Department of Public Works and Highways (DPWH) Secretary Manuel M. Bonoan, Department of Transportation (DOTr) Secretary Jaime J. Bautista, DOE Secretary Raphael P.M. Lotilla, Department of Information and Communications Technology (DICT) Secretary Ivan John E. Uy, Public-Private Partnership (PPP) Center Executive Director Ma. Cynthia C. Hernandez, and Head of Cebu City Planning and Development Office Architect Joseph Michael P. Espina took part in the second panel to discuss the latest infrastructure programs, particularly in the Visayas region.

Architect Espina lauded the construction of the Cebu–Cordova Link Expressway (CCLEX), which he said was the first PPP through local government units (LGUs).

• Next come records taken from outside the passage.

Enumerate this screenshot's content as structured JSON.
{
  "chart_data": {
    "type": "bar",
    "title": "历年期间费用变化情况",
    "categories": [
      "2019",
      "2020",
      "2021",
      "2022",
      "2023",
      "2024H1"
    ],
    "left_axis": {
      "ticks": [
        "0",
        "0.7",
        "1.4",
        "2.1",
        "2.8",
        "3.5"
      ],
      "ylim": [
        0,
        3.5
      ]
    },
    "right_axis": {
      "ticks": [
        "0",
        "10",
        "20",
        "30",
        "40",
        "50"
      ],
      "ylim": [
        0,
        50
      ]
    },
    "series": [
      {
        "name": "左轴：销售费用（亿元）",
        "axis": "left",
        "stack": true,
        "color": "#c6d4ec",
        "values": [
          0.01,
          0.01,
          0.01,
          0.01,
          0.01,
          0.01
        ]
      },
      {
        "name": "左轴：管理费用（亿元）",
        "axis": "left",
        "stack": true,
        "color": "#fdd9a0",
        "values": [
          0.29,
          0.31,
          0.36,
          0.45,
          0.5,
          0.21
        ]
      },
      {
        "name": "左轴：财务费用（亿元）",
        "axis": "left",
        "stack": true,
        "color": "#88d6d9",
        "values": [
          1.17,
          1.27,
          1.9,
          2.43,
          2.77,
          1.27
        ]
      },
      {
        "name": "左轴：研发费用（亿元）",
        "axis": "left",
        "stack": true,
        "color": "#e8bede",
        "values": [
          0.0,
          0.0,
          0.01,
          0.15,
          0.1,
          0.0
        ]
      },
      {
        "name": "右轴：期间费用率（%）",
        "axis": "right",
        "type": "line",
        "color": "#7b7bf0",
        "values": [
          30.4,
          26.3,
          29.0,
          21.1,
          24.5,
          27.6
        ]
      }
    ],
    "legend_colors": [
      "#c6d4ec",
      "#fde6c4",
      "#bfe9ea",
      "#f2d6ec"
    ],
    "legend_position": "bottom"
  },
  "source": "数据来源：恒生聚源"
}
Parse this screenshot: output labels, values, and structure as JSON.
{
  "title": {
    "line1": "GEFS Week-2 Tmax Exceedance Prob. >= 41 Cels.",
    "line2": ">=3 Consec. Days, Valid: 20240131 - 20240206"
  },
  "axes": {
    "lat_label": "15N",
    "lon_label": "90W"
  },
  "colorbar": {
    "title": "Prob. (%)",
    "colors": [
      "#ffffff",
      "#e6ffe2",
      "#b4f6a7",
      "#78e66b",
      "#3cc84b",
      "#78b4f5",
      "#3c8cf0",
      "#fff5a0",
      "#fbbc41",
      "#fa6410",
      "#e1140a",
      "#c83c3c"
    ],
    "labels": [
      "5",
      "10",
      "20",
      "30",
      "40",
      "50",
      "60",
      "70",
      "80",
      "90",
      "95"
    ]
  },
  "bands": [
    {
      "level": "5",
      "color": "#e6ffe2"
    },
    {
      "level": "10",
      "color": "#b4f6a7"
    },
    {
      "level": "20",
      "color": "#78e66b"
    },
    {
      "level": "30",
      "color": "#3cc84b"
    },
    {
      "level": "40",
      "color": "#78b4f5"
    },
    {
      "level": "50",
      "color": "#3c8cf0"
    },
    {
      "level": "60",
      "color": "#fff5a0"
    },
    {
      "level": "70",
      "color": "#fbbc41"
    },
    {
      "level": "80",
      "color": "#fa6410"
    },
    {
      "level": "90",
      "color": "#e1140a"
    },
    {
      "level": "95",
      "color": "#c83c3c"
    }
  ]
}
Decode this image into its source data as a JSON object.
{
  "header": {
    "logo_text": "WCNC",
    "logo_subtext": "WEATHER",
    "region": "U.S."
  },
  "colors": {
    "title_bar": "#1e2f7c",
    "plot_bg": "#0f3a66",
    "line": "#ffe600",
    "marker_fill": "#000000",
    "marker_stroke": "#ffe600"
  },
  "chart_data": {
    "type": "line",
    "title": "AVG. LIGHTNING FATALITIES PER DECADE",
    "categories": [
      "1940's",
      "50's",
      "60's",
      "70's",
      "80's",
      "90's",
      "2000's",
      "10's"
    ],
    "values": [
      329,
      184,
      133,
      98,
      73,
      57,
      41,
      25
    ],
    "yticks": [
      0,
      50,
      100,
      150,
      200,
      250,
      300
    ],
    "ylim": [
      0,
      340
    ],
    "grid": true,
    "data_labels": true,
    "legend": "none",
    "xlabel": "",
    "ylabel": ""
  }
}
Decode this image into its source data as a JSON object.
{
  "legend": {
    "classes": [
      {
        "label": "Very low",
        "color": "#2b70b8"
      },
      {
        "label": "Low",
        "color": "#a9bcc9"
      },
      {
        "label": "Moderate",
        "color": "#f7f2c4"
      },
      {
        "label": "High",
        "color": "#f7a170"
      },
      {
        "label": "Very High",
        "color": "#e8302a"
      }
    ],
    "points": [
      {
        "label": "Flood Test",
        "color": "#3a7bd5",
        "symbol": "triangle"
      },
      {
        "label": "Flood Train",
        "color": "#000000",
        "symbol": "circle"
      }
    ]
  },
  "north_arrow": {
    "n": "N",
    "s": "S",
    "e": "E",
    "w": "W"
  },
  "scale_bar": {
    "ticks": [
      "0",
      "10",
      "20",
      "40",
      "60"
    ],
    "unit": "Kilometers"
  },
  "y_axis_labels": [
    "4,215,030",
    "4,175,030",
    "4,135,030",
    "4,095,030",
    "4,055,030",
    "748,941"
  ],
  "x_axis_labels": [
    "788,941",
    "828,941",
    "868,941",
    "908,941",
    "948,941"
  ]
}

As the regional hub of Central Visayas, the City plans to align with Japan International Cooperation Agency (JICA)’s Metro Cebu Plan to develop an urban transport master plan for better connectivity.

Finally, the third panel discussed developments and emerging opportunities in key economic sectors. Panelists were Department of Trade and Industry (DTI) Secretary Alfredo E. Pascual, Department of Labor and Employment (DOLE) Secretary Bienvenido E. Laguesma, Department of Tourism (DOT) Secretary Christina Garcia Frasco, Department of the Interior and Local Government (DILG) Undersecretary Marlo L. Iringan, Department of Agriculture (DA) Assistant Secretary Genevieve E. Velicaria-Guevarra, and President of the Cebu Chamber of Commerce and Industry (CCCI) Charles Kenneth Co.

Secretary Pascual elaborated on the role of micro, small, and medium enterprises (MSMEs) in economic growth, referring to it as the backbone and heart of the economy. The government will support MSME growth by providing access to the market, technology, and financing.

CCCI President Co welcomed the PEB in Cebu as he acknowledged the need for strengthened public and private sector dialogue.

He cited the entry of Swedish furniture retailer IKEA to the Philippines, which opened its largest branch in the world in Pasay, as evidence of how the government’s game-changing reforms have allowed investors to set up shop in the country.

Economic liberalization measures such as the amended Foreign Investments Act, Retail Trade Liberalization Act, and Public Service Act widened the space for joint venture opportunities for enterprises employing cutting-edge technologies.

On tourism, Secretary Frasco identified English as a Second Language (ESL) to be one of Cebu’s strongest products. Therefore, the government has instituted measures to support the growth of the industry. This entails the digitalization of requirements for those who wish to avail of the program.

The PEB in Cebu was jointly organized by the BSP and the DOF. It was attended by more than 600 members of the business and financial communities, industry associations, local government units, non-government organizations, academe, and media.